Kindly sponsored by
Peter Norris, enabling the use of The Rhododendron Handbook 1998
Article from Bean's Trees and Shrubs Hardy in the British Isles
Recommended citation
'Rhododendron camtschaticum' from the website Trees and Shrubs Online (treesandshrubsonline.
The text below combines Bean’s text (adapted to update the taxonomy) with the species entry from the Rhododendron Handbook (Royal Horticultural Society 1997).
Prostrate or low shrub, usually less than 0.2 m; bud scales persistent. Leaves 1–6 × 4–2.2 cm, obovate or spathulate, apex rounded, with a glandular apiculus, margin toothed and ciliate, lower surface pubescent on veins, otherwise glabrous. Flowers solitary or to 3, in a raceme, the peduncle bearing leafy bracts; calyx 8–18 mm, lobes oblong; corolla rose-purple (rarely white), with darker flecks, rotate, divided to the base on the lower side, 20–25 mm; stamens 10; ovary pubescent, style pubescent at base. Flowering May-June. Royal Horticultural Society (1997)
Bean (1976) describes the species thus: A deciduous shrub growing in low dense tufts 4 to 10 in. high, producing its flowers on stems up to 6 in. high. It spreads by means of underground suckers. Young shoots furnished with scattered bristles. Leaves stalkless, obovate, 3⁄4 to 2 in. long, 1⁄3 to 3⁄4 in. wide, thin in texture, glabrous above, slightly bristly beneath, and conspicuously so on the margin. Flowers solitary or in pairs (rarely in threes) on an erect, slender, glandular-bristly stem, the lateral flower or flowers produced on stalks 3⁄4 to 11⁄2 in. long; corolla 11⁄2 to 13⁄4 in. across, rosy crimson, with five open, spreading, oblong lobes, the three upper ones spotted. Calyx green, 1 in. across, the lobes narrowly oblong, bristly; stamens ten, very downy at the bottom. Bot. Mag., t. 8210.

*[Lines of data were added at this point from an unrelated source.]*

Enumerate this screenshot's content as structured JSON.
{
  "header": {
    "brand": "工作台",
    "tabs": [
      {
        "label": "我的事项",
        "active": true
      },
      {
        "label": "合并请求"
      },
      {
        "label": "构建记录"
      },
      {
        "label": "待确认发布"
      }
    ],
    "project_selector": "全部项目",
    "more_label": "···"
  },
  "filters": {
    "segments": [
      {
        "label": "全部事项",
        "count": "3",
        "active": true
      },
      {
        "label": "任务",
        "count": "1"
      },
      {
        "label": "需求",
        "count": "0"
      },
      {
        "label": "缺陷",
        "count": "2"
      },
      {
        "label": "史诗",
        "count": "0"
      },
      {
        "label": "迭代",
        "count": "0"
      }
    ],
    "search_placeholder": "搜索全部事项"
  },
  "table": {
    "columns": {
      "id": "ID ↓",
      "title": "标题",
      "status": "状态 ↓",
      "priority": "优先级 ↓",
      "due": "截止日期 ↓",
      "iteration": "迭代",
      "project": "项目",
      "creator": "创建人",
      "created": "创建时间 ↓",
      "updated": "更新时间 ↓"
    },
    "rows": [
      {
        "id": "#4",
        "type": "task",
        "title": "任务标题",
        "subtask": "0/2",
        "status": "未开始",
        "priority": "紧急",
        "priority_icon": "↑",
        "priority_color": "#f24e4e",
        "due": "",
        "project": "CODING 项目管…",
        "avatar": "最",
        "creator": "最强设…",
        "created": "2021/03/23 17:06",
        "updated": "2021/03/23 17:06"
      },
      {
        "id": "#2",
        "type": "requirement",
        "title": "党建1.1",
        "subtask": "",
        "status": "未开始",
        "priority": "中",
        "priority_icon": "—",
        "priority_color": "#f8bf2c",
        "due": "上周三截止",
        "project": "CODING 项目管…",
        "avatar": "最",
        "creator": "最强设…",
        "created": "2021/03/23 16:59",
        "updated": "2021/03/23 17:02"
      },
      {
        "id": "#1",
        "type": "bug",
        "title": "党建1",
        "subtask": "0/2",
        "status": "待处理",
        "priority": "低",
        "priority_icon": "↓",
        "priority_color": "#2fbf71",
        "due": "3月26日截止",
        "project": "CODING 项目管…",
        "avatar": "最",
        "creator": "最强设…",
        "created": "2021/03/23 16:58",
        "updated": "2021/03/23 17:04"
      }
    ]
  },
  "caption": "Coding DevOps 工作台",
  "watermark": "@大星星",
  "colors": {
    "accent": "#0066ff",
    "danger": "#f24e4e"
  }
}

Distribution Japan N Russia E United States Aleutian Islands, Alaska
RHS Hardiness Rating H5
Conservation status Least concern (LC)
One of two species from N.E. Asia, the Aleutians and W. Alaska constituting Rhododendron subgen.Therorhodion, distinguished by the inflorescence, which is a raceme bearing in its lower part persistent, leafy, sterile bracts, the few flowers being confined to the apex of the raceme; the bracteoles on the pedicels, and the bracts subtending the flowers, are also persistent (inflorescences in the rest of Rhododendron are also basically racemose, but do not have persistent bracts below the flowers).

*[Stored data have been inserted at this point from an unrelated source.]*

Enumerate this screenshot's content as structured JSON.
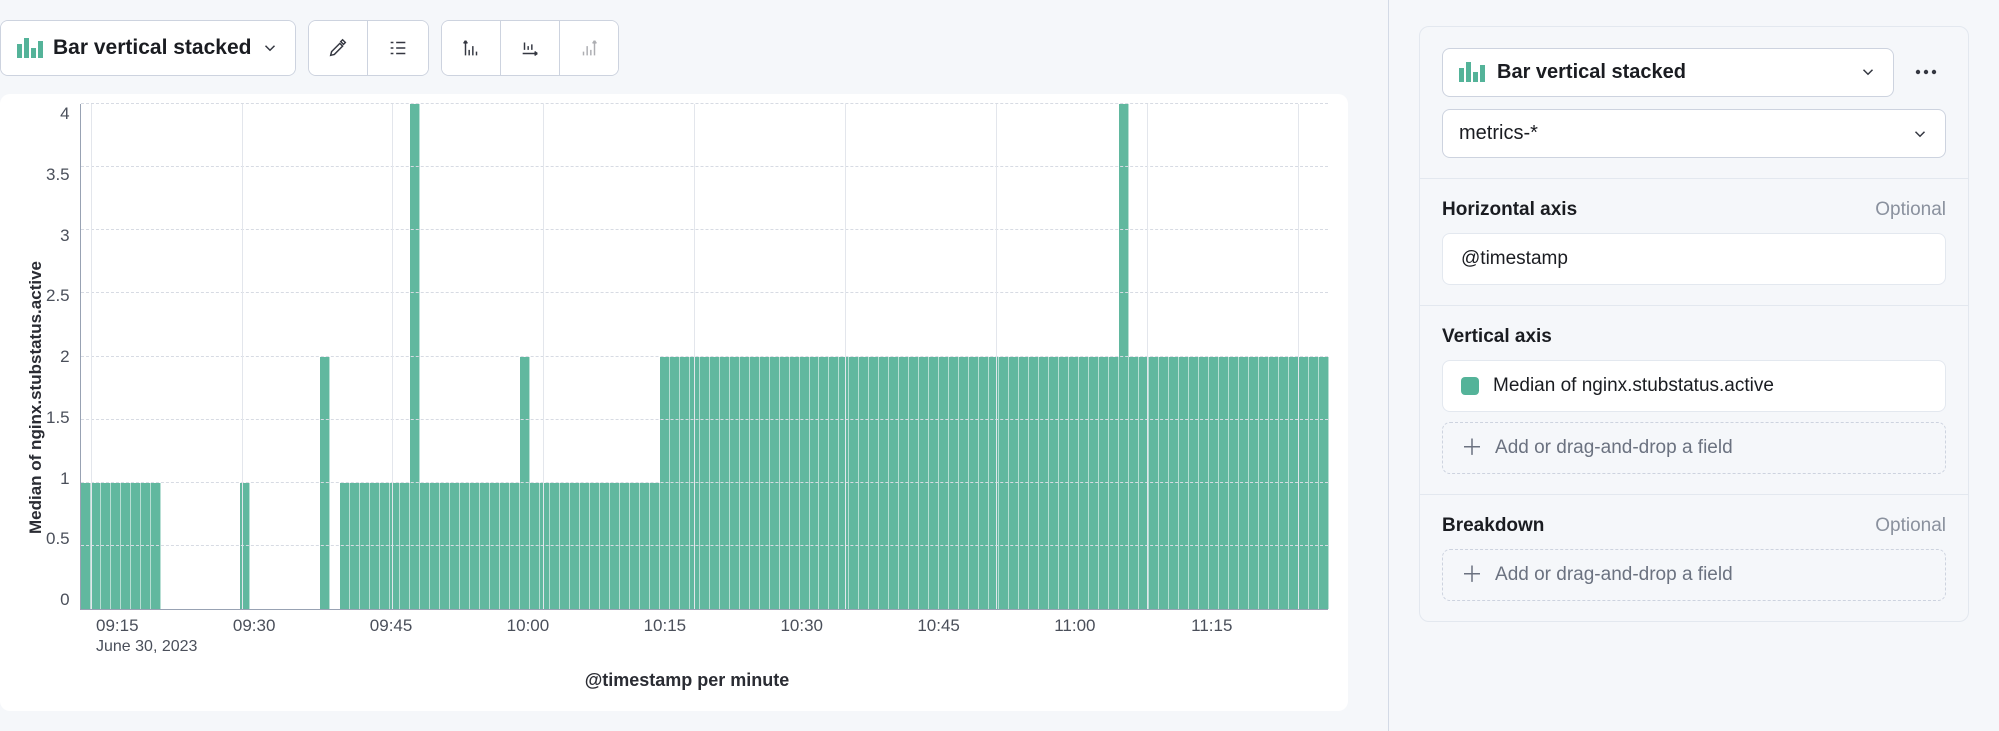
{
  "toolbar": {
    "chart_type_label": "Bar vertical stacked"
  },
  "chart_data": {
    "type": "bar",
    "title": "",
    "xlabel": "@timestamp per minute",
    "ylabel": "Median of nginx.stubstatus.active",
    "ylim": [
      0,
      4
    ],
    "y_ticks": [
      "4",
      "3.5",
      "3",
      "2.5",
      "2",
      "1.5",
      "1",
      "0.5",
      "0"
    ],
    "x_tick_labels": [
      "09:15",
      "09:30",
      "09:45",
      "10:00",
      "10:15",
      "10:30",
      "10:45",
      "11:00",
      "11:15"
    ],
    "x_date_label": "June 30, 2023",
    "x_start_minute": 554,
    "x_end_minute": 678,
    "values": [
      1,
      1,
      1,
      1,
      1,
      1,
      1,
      1,
      0,
      0,
      0,
      0,
      0,
      0,
      0,
      0,
      1,
      0,
      0,
      0,
      0,
      0,
      0,
      0,
      2,
      0,
      1,
      1,
      1,
      1,
      1,
      1,
      1,
      4,
      1,
      1,
      1,
      1,
      1,
      1,
      1,
      1,
      1,
      1,
      2,
      1,
      1,
      1,
      1,
      1,
      1,
      1,
      1,
      1,
      1,
      1,
      1,
      1,
      2,
      2,
      2,
      2,
      2,
      2,
      2,
      2,
      2,
      2,
      2,
      2,
      2,
      2,
      2,
      2,
      2,
      2,
      2,
      2,
      2,
      2,
      2,
      2,
      2,
      2,
      2,
      2,
      2,
      2,
      2,
      2,
      2,
      2,
      2,
      2,
      2,
      2,
      2,
      2,
      2,
      2,
      2,
      2,
      2,
      2,
      4,
      2,
      2,
      2,
      2,
      2,
      2,
      2,
      2,
      2,
      2,
      2,
      2,
      2,
      2,
      2,
      2,
      2,
      2,
      2,
      2
    ]
  },
  "config": {
    "chart_type_label": "Bar vertical stacked",
    "index_pattern": "metrics-*",
    "horizontal_axis": {
      "title": "Horizontal axis",
      "optional": "Optional",
      "field": "@timestamp"
    },
    "vertical_axis": {
      "title": "Vertical axis",
      "field": "Median of nginx.stubstatus.active",
      "add_hint": "Add or drag-and-drop a field"
    },
    "breakdown": {
      "title": "Breakdown",
      "optional": "Optional",
      "add_hint": "Add or drag-and-drop a field"
    }
  }
}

Native of Japan in Hokkaido (and of one locality in Honshu), thence north through Sakhalin and the Kuriles to the Aleutians and W. Alaska; also on the mainland of Russia from the Ussuri region to Kamchatka; introduced to Britain a few years before 1802. This remarkable and pretty species thrives and flowers well on the rock garden at Edinburgh, but is difficult to suit in southern England, where, for no obvious reason, it succeeds in one garden and fails in another. It needs a light, acid, humus-rich soil, but special mixtures are unlikely to help; it is unsuitable for gardens with poor air drainage, where the expanding flower-shoots may be killed by late frost. Beyond that, no useful advice can be given, except that it should not be coddled.
Corolla lobes pubescent outside, margin ciliate; leaves of vegetative shoots without or with sparse glandular hairs.

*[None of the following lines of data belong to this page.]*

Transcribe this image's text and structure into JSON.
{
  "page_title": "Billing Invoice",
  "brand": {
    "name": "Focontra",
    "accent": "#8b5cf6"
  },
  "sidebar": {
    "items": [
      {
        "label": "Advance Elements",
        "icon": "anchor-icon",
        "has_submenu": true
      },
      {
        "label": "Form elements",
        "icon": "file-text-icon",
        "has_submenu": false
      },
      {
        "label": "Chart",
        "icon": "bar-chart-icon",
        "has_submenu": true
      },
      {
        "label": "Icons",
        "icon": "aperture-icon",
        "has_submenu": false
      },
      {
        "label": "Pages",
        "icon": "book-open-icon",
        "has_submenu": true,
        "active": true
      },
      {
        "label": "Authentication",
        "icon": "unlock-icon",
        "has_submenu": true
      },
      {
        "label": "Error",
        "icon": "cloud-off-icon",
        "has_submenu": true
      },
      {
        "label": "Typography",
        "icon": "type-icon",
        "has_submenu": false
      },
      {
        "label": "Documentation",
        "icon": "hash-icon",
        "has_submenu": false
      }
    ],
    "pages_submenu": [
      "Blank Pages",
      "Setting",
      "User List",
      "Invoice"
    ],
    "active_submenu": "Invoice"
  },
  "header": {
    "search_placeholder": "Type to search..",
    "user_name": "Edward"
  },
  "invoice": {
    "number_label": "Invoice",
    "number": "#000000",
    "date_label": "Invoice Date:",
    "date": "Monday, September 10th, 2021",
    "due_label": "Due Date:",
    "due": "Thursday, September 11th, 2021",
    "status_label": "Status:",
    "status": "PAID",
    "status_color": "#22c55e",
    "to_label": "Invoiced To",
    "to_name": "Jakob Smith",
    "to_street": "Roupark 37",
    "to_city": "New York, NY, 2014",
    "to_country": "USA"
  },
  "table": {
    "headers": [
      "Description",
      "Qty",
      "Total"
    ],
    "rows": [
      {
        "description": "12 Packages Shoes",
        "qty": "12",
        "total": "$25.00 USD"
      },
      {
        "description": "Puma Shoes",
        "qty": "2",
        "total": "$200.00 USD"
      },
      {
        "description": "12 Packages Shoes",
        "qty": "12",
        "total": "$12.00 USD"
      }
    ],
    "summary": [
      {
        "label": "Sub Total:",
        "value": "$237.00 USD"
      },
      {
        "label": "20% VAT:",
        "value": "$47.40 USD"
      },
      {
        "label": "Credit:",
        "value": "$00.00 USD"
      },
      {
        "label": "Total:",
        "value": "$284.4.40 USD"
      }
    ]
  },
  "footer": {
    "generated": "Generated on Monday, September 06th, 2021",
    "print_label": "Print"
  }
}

Distribution Japan (N Honshu, Hokkaido), Russia (Kamtschatka, Kuriles), USA (Aleutian Islands, S Alaska).
Synonyms
R. glandulosum Small
Corolla lobes glabrous outside, margins not ciliate; Leaves of vegetative shoots glandular-hairy.
Distribution Russia (E Siberia), USA (W Alaska).
Taxonomic note (R. glandulosum Small)
This species is very distinctive on account of the leafy peduncles and the form of the corolla. Both subspecies are probably in cultivation.